Pierre-Hubert-Christophe Siret

Résumé

Pierre-Hubert-Christophe Siret Discours pour la profession de deux religieuses… (1817)

Là, on dispute non des dignités, mais de la charité; non à qui sera le plus grand, mais le plus pieux. Là, placées au milieu d'une société édifiante de jeunes vierges, on ne connoît d'autre affaire que celle du salut, d'autre alliance que celle de Jésus-Christ, d'autres richesses que la pauvreté, d'autre gloire que les opprobres de la croix, d'autres plaisirs que ceux de la bonne conscience, d'autre festin que celui de l'agneau, d'autre pompe que celle de nos autels, d'autres spectacles que ceux de la misère, de la souffrance et de la mort.
Source : Gallica

Pierre-Hubert-Christophe Siret Discours pour la profession de deux religieuses… (1817)

Vous obéirez enfin ; mais vous aurez la consolation ineffable de trouver dans l'obéissance la fin de ces affligeantes incertitudes toujours inséparables d'une volonté maîtresse d'elle-même.

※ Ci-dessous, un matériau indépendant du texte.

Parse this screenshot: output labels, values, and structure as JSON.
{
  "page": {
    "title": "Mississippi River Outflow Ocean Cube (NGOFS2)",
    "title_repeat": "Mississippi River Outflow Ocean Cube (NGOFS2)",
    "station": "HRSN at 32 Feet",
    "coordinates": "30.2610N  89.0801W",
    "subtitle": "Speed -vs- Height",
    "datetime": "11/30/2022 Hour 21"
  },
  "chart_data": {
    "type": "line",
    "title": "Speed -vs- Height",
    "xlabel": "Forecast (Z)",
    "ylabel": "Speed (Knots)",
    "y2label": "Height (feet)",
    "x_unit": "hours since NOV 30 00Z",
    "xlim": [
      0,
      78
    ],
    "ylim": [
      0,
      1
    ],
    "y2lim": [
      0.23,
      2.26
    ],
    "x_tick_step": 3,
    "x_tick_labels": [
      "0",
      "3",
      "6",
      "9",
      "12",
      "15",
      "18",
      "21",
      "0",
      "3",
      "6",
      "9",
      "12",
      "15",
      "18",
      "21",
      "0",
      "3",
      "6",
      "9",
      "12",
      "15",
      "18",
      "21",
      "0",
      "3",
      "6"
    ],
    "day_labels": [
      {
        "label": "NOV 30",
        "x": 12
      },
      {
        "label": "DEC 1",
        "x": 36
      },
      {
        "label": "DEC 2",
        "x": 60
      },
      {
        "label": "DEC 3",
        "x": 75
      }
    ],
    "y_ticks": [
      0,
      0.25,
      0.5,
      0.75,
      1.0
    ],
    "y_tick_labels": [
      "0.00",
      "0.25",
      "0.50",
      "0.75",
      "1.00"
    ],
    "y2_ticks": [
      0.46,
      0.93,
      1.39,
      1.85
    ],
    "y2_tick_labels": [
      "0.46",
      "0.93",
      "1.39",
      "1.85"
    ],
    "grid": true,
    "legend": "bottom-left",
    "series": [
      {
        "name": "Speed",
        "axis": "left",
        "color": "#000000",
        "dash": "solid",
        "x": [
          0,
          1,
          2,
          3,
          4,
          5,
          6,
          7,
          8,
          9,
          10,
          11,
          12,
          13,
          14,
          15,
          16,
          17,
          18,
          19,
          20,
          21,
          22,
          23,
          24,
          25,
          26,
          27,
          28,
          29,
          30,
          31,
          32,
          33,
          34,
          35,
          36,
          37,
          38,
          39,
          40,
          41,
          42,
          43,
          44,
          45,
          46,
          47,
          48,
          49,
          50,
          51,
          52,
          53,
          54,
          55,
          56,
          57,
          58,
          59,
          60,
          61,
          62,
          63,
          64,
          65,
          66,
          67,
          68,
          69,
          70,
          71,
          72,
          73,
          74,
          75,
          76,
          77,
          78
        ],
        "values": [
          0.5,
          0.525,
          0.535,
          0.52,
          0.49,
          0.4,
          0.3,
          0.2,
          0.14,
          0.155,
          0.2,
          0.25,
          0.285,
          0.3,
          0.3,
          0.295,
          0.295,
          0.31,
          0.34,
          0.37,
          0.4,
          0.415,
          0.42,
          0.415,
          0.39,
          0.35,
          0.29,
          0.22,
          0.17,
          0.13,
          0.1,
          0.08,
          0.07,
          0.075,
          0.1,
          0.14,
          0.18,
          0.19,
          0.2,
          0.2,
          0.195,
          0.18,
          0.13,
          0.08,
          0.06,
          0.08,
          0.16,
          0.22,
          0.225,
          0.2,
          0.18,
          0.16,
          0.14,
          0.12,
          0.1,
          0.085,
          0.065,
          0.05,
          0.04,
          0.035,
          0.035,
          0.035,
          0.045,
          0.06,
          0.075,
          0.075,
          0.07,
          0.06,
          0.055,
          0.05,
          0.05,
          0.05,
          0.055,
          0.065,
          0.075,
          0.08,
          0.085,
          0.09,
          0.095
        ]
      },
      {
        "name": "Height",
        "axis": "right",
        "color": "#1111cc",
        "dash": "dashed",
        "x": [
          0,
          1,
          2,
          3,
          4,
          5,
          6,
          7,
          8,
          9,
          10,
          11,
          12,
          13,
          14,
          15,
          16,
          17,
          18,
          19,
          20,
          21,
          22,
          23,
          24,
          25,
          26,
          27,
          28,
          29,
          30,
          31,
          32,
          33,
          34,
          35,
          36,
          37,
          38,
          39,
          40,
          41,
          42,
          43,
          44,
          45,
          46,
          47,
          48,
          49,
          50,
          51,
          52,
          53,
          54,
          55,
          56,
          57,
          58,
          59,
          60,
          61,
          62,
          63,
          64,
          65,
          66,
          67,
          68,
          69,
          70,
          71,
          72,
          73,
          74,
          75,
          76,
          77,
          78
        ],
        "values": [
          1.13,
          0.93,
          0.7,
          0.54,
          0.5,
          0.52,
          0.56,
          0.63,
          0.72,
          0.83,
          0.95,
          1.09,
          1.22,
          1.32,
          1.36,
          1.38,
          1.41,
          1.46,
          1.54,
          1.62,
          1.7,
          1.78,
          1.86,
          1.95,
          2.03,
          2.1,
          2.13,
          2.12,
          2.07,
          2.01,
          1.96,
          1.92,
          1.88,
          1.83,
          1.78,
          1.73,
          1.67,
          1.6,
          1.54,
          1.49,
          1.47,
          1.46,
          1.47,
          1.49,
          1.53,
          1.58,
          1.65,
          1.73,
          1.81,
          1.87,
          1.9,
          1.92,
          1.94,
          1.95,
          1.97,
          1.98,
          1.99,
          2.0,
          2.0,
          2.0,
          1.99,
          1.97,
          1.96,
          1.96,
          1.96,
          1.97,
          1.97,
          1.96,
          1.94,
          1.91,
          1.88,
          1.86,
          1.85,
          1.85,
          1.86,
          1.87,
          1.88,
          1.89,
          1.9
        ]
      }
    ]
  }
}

Vous n'aurez plus à craindre, comme dans le monde, une multitude d'ordres que dicte le caprice, une fluctuation perpétuelle entre le devoir, et la voix impérieuse de ces hommes qui souvent ne cherchent qu'à désoler la patience de ceux qui leur sont soumis. Si l'obéissance, dit S. Jean-Climaque, est une mort volontaire et le tombeau de la volonté , vous saurez qu'il est plus glorieux d'obéir.
Source : Gallica

Pierre-Hubert-Christophe Siret Discours pour la profession de deux religieuses… (1817)

Toujours heureuse dans ces combats, toujours constante dans sa vocation, toujours fidèle à ses obligations, elle trouve dans ces exercices toute sa félicité; et c'est Dieu, et Dieu seul, qui lui rend au centuple, même dès cette vie, tout ce qu'elle a offert en sacrifice pour suivre Jésus-Christ. C'est Dieu, et Dieu seul, qui récompense si généreusement celle qu'il a conduite lui-même dans sa maison pour la lui montrer comme la porte du ciel.